The thyroid glands produce a hormone that governs metabolic rate. When too little hormone is present in the dog’s blood stream, their metabolism runs too slowly. Signs of this include a lack of energy, a thin patchy coat, and wanting to lie in warm places. Another important consequence is a tendency to gain weight. Happily, hypothyroidism is treatable once identified. A simple daily tablet of supplementary thyroid hormone allows the dog to lead a normal active life.

Skin Allergies

The Turkish Pointer can suffer from allergies to common grasses and pollens found in the environment. The symptoms manifest as itchy skin, meaning the dog itches and scratches excessively. Not only is this uncomfortable for the dog but they often damage the skin so much that secondary infections set in.

There are now a range of highly effective medications that help control the symptoms of allergic skin disease. However, as with many modern medicines, they are expensive. With therapy being lifelong, this can mount up to a considerable financial burden.

Exercise and Activity Levels

This is a working dog through and through, and plenty of exercise is essential. When kept as a pet, they must be allowed at least one hour of off-lead active running and chasing, twice per day.

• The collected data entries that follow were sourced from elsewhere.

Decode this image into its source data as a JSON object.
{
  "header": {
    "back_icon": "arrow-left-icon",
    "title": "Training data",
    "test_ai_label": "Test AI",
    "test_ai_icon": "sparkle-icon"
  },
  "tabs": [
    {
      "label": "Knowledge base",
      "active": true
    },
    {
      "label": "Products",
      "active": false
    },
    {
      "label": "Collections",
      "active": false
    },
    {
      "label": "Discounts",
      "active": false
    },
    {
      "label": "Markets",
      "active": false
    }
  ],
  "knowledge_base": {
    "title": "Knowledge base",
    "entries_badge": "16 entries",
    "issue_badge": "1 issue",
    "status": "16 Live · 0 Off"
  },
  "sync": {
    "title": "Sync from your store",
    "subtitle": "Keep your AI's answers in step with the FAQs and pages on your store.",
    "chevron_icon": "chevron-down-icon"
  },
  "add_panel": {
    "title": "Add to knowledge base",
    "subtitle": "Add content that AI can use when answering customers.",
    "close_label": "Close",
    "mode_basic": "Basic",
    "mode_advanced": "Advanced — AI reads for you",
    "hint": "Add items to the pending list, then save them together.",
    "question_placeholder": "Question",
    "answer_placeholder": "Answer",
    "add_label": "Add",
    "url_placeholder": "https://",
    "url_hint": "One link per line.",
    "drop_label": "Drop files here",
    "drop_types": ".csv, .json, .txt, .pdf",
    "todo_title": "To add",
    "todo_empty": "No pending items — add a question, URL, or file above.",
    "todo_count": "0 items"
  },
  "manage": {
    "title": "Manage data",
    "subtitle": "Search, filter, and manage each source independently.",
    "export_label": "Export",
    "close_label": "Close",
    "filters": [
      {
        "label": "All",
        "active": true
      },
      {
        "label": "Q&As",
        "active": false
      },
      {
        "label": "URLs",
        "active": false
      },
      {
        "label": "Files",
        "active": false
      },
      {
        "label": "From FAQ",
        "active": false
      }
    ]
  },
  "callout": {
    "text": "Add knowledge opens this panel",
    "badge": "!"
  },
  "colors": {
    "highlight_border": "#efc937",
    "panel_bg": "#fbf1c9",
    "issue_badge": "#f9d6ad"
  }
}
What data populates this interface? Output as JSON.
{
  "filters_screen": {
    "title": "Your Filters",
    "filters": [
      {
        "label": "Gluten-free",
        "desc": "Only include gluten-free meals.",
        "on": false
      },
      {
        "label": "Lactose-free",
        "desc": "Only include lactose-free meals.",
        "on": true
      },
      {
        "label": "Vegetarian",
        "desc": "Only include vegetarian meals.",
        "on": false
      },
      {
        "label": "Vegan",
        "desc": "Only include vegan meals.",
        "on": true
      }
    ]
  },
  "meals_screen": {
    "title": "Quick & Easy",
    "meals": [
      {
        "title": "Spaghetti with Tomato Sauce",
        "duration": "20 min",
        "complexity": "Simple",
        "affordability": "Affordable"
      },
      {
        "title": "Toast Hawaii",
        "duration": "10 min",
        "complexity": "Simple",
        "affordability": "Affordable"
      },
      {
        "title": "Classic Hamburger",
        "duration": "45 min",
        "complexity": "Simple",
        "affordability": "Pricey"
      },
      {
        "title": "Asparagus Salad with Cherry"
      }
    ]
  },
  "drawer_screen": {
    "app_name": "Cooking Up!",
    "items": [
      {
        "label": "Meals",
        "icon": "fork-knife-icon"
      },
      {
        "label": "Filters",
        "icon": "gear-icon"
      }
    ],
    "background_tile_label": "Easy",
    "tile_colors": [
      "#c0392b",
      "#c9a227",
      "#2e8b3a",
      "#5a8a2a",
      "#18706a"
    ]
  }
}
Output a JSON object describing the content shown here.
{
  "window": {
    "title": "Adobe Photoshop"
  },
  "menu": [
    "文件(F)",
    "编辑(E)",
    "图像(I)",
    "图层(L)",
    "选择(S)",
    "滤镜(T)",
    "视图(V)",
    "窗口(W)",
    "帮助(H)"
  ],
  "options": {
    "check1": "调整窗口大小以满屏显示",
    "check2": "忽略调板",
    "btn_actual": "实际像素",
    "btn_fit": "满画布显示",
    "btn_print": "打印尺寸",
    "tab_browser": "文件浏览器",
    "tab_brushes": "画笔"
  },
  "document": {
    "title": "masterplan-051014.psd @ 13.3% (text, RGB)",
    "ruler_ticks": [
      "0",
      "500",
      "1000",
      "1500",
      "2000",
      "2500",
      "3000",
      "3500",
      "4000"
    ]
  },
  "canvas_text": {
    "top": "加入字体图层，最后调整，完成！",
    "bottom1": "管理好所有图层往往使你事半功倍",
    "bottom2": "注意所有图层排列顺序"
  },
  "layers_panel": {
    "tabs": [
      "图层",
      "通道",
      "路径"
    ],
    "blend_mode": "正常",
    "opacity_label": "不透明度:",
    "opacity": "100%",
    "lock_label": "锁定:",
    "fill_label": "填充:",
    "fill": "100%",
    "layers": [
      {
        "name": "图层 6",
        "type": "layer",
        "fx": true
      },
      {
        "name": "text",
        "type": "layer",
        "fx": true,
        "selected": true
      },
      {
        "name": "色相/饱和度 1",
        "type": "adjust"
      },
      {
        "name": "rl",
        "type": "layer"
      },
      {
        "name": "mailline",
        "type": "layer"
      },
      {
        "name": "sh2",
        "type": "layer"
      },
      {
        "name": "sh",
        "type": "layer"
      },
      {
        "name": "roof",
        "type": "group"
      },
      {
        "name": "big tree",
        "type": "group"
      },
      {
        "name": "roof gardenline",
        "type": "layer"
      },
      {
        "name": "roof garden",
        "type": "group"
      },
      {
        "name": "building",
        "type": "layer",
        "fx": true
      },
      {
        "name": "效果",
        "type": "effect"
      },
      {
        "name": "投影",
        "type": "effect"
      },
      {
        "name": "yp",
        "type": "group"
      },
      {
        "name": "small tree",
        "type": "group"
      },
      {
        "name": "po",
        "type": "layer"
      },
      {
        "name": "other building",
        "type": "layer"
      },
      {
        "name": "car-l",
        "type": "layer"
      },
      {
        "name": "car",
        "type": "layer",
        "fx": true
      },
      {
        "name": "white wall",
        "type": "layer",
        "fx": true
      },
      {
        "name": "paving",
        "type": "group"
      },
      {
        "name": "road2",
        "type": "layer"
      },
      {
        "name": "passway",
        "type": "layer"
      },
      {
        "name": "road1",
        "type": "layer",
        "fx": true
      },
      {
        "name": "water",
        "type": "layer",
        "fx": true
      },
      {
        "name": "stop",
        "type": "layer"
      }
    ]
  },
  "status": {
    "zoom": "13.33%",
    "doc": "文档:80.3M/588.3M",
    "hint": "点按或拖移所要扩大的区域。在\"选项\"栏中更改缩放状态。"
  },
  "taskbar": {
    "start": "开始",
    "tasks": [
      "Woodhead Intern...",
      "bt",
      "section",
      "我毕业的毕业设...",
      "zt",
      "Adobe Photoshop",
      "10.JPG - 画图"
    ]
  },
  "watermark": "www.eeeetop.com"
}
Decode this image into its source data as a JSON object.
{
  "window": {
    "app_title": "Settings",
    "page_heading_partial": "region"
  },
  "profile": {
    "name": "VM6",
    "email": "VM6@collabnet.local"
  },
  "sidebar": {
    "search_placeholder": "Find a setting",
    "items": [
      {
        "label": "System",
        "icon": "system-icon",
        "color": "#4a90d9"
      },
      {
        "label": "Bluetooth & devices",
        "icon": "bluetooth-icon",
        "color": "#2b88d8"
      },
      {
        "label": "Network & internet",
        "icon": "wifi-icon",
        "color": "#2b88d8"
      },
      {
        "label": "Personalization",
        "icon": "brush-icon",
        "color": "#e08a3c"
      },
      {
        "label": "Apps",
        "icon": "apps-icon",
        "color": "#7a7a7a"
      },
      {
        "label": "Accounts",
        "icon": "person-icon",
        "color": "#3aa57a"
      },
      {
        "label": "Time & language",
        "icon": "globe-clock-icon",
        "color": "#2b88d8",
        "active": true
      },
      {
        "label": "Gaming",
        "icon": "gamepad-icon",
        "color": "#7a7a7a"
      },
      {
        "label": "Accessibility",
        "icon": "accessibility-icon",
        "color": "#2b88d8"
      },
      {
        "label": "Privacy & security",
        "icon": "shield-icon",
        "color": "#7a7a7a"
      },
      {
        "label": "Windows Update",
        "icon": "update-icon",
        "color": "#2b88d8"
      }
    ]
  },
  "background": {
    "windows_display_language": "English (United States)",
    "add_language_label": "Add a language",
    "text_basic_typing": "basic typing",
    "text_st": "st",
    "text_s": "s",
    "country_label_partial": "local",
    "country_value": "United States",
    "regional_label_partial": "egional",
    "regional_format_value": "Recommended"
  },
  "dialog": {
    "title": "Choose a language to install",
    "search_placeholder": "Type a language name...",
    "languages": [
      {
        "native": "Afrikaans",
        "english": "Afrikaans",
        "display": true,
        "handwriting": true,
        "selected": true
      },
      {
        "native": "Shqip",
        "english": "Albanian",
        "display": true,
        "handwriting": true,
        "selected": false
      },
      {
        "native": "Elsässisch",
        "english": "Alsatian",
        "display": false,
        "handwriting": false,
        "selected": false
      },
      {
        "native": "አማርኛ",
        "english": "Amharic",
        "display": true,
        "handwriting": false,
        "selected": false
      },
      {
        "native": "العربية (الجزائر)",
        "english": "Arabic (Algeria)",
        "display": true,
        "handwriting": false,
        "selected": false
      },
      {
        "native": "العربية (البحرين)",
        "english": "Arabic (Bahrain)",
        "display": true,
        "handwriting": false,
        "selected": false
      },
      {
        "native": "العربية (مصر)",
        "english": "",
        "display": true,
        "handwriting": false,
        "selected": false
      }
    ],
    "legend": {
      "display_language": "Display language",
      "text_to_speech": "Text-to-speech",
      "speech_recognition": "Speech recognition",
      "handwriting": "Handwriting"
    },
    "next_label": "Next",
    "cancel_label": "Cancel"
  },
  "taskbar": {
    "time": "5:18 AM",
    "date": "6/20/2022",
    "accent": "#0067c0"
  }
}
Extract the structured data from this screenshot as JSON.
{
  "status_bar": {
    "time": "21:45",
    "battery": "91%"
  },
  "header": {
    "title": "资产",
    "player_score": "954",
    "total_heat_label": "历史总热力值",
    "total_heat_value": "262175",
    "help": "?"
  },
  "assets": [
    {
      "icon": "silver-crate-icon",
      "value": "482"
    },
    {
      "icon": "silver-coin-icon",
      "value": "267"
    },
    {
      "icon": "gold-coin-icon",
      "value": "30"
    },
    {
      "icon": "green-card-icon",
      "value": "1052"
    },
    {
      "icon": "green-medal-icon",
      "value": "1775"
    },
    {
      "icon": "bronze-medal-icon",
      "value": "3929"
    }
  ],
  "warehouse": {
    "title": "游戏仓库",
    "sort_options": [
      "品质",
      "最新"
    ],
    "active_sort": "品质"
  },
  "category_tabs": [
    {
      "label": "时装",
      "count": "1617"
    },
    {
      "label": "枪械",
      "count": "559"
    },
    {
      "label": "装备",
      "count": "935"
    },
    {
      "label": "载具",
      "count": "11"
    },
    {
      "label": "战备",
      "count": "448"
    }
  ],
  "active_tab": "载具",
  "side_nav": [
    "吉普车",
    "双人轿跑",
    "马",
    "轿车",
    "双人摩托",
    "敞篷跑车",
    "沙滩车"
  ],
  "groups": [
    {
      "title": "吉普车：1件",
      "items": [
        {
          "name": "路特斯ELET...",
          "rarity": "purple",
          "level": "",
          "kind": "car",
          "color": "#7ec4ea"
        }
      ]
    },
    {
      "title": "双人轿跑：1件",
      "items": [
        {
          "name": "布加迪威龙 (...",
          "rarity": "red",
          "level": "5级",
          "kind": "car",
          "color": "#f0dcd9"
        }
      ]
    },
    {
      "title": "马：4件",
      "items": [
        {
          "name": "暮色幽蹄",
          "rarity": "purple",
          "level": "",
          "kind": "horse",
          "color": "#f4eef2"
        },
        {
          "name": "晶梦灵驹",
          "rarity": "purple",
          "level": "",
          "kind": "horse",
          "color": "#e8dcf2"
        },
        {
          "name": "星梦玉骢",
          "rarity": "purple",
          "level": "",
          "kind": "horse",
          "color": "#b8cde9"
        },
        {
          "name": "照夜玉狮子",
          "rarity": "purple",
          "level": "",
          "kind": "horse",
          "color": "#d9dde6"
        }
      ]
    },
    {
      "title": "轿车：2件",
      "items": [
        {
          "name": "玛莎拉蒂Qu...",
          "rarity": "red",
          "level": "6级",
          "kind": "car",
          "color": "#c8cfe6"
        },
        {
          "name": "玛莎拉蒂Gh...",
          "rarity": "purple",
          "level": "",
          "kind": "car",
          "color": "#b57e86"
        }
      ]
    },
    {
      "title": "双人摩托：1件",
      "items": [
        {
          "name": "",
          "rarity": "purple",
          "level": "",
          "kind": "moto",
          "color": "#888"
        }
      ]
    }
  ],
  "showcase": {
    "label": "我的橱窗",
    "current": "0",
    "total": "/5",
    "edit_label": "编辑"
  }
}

Not to do so risks them becoming bored and developing antisocial habits, such as digging, chewing or even barking.


A short-coated breed they require little by way of grooming. However, regular brushing is advised as it helps spread the natural oils that waterproof the coat. Avoid over-bathing these dogs, as it strips out the essential oils, and instead, wash only when essential.

Famous Turkish Pointers

An unsung hero, the Turkish Pointer is waiting for someone to make him famous.


When a dog represents just 0.015% of the dogs found in their native country, it would be foolish to outbreed and create hybrids. Instead, breeding aims to maintain purity of the Turkish Pointer and support the numbers of this rare breed.